Her lips part, but she doesn't react.

"Or we could experiment," he whispers, hand now splayed against her neck, his thumb still settled against the bone of her jaw. "Like this," he adds, noting she isn't pulling away. "I could just kiss you."

So he does. Her lips are immediately responsive to his, though not aggressive. It is a teasing, unsure, experimental kiss. It's divine as well... no pun intended.

When he pulls back, his eyes open before hers. He has just a split second to gaze down at the apparent rapture on her face. "Merlin, you're lovely."

Her eyes open, and she promptly flushes once again. Neither of them seem to be moving away from the other, just standing close, his hand still on her neck and the other laid softly at her waist. "Tonight then?" she says, voice affected and rough.

He nods, grinning. "Tonight. Though..." he pauses, thinking. "Not the library.
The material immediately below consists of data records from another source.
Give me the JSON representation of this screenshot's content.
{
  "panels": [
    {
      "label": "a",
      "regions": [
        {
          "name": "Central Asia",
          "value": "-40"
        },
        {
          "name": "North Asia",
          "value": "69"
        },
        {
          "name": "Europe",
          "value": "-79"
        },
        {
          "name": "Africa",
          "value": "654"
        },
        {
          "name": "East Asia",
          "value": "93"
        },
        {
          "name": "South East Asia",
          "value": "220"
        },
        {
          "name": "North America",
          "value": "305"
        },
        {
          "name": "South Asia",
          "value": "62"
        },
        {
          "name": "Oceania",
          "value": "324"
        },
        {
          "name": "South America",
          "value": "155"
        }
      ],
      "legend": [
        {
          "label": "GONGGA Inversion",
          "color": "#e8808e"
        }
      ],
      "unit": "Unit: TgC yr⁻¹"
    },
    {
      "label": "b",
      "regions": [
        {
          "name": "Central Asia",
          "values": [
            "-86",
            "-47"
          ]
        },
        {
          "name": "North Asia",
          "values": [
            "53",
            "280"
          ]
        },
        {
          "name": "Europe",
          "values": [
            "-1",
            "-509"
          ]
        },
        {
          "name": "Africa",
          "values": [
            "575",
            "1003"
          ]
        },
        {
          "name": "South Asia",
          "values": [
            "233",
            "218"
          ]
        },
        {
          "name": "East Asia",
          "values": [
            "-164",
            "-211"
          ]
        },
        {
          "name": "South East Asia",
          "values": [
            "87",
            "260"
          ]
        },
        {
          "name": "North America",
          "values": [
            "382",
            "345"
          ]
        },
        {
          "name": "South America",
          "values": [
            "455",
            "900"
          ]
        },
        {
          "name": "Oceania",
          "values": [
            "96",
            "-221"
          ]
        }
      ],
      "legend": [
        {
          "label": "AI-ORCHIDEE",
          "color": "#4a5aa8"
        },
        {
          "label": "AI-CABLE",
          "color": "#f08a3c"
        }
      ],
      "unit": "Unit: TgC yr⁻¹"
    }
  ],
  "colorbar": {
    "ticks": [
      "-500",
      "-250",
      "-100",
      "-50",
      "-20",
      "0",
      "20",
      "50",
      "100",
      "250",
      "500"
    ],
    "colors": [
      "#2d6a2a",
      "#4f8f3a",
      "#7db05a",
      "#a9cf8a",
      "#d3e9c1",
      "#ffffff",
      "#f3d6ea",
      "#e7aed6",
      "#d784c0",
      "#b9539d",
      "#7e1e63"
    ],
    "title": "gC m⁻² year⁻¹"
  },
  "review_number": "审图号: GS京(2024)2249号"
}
I don't think we need more books for our research, do you?"

She shakes her head in agreement and pulls away, much to his disappointment. "I have to... get to class," she says as she backs further down the corridor. "The Room of Requirement," she says. "At seven. I'll meet you in the hall just outside."

He nods in agreement, very much looking forward to it.

"Hermione," he calls, as she's just about to disappear. "By the way, I looked, and earth and metal...? Very compatible. Maybe there's something to all this after all?"

He winks at her before turning the other direction, whistling to himself as he looks forward to learning all the ways they might fit together.